Si on projette ces quatre valorisations sur un cadre hypermoderne, de promotion et d’autopromotion du sujet, individualiste et narcissique, chacune d’entre elles peut servir l’hyperpersonnalisation de l’usage des interfaces numériques. Hyperpersonnalisation du réseau, hyperpersonnalisation de l’usage, hyperpersonnalisation des commentaires, hyperpersonnalisation de l’usage dans sa configuration.
La convivialité, qui par définition nous place au contact de l’autre dans la relation aux autres, peut travailler aussi à la promotion de soi. Donc, logique individualiste et logique communautaire ne sont pas antinomiques, mais dans une relation de présupposition réciproque. C’est parce que c’est convivial que je peux m’exprimer et c’est parce que je peux m’exprimer que je peux élargir le champ d’expression de la convivialité avec l’objet et les communautés humaines.
4.2. La forme de vie conviviale
« Il y a forme de vie dès que la praxis énonciative apparaît comme intentionnelle, schématisable et esthétique, c’est-à-dire soucieuse d’un plan de l’expression qui lui soit propre ». Et les auteurs de prolonger : « c’est en effet le rôle de la praxis énonciative, par typification et schématisation, que de produire ces formes sensibles immédiatement reconnaissables, les « praxèmes », mais aussi d’assurer la cohérence d’un ensemble de « praxèmes » dans une culture historiquement et idéologiquement déterminée » (Fontanille, Zilberberg, 1998, 158).

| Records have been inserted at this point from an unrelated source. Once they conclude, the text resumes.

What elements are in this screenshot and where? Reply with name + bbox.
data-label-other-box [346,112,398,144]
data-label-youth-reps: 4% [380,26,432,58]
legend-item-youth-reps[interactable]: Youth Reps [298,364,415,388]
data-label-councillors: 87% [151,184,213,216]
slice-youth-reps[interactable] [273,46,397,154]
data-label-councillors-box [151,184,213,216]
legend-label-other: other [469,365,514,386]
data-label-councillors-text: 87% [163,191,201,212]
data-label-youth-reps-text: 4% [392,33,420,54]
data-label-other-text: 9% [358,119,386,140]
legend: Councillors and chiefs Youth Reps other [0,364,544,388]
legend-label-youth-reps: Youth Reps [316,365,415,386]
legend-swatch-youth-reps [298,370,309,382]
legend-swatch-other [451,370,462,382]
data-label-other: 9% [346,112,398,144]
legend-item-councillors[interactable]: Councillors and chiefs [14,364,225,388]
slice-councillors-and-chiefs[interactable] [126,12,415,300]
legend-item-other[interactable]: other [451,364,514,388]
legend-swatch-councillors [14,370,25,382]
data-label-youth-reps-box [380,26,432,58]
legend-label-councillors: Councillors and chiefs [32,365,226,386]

Sans tomber dans l’explication de texte, il est utile de rabattre chacun des termes de cette définition sur le contexte de la gare communicante, pour en illustrer la pertinence à l’égard de la convivialité et de son espace figuratif. En effet, la forme de vie conviviale est bien intentionnelle dans la mesure où elle émerge de la stratégie de communication de l’organisation, comme vecteur de son identité et de son image. Elle est schématisable car l’organisation décline l’offre conviviale à travers des formes simplifiées et reconnaissables (espaces dédiés, services identifiables, ethos culturel avec ses codes et ses objets). Cette forme de vie est également esthétique dans la mesure où elle produit un espace de communication et d’échanges producteur de relations, de formes expressives, de manipulations plus ou moins expertes. Ainsi se crée un univers sensible autour de la convivialité et de sa modalité d’usage servie par les écrans numériques.
Ces domaines de valorisation ouvrent des perspectives symboliques qui donnent accès à des dimensions idéales, qui ouvrent vers une forme de vie SNCF et, au-delà, vers une forme de vie conviviale que l’on peut associer à des imaginaires de marque au sens large.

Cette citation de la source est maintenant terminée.